Players of Bowed String Instruments produce their sound by moving a bow across the strings. The practice of bowing is commonly thought to have originated in Central Asia from where it spread rapidly along trade routes and by 1000 had reached China, Indonesia, Northern Africa and Europe. The term fiddle is often used as a generic term for bowed musical instruments that feature a neck. Musicologists distinguish between long neck fiddles and short neck fiddles.
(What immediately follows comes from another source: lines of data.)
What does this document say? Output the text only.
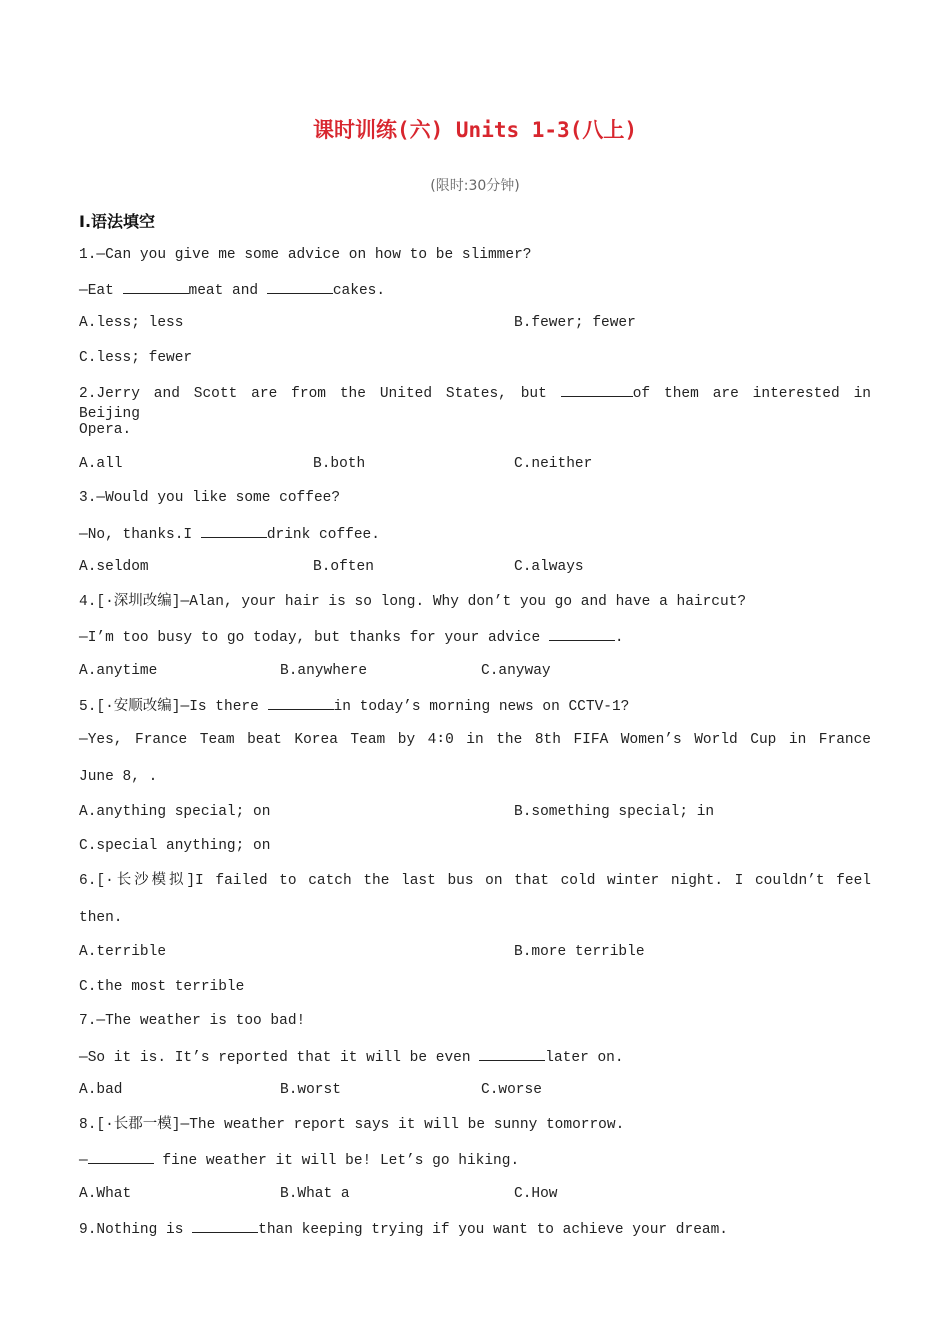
课时训练(六) Units 1-3(八上)
(限时:30分钟)
Ⅰ.语法填空
1.—Can you give me some advice on how to be slimmer?
—Eat	meat and	cakes.
A.less; less	B.fewer; fewer
C.less; fewer
2.Jerry and Scott are from the United States, but	of them are interested in Beijing
Opera.
A.all	B.both	C.neither
3.—Would you like some coffee?
—No, thanks.I	drink coffee.
A.seldom	B.often	C.always
4.[·深圳改编]—Alan, your hair is so long. Why don’t you go and have a haircut?
—I’m too busy to go today, but thanks for your advice	.
A.anytime	B.anywhere	C.anyway
5.[·安顺改编]—Is there	in today’s morning news on CCTV-1?
—Yes, France Team beat Korea Team by 4∶0 in the 8th FIFA Women’s World Cup in France
June 8, .
A.anything special; on	B.something special; in
C.special anything; on
6.[·长沙模拟]I failed to catch the last bus on that cold winter night. I couldn’t feel
then.
A.terrible	B.more terrible
C.the most terrible
7.—The weather is too bad!
—So it is. It’s reported that it will be even	later on.
A.bad	B.worst	C.worse
8.[·长郡一模]—The weather report says it will be sunny tomorrow.
—	fine weather it will be! Let’s go hiking.
A.What	B.What a	C.How
9.Nothing is	than keeping trying if you want to achieve your dream.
Typical short neck fiddles are the European violin family, the gadulka from Bulgaria, the Arabian rebab, the sarangi and the sarinda from India and the the kobuz from Central Asia. Short neck fiddles can be extremely simple, consisting merely in a hollow or carved piece of wood.
The family of long neck fiddles includes the erh-hu from China, the khil-kuur from Mongolia, the git-git from the Philippines, the sa dueng from Burma (Myanmar), the kamangah and the katmantche from the Middle East, the gusla and the amz'ad of the Saharan Tuareg and the riti from West Africa.
In the Swedish nyckelharpa from and the drehleier/hurdy-gurdy from medieval Europe the strings are bowed with the help of a wheel moved by the player turning a crank at the side of the instrument. In the singing saw, a metal blade instead of a string is brought to vibrate by the bow (which is why the singing saw is sometimes classified as a friction idiophone).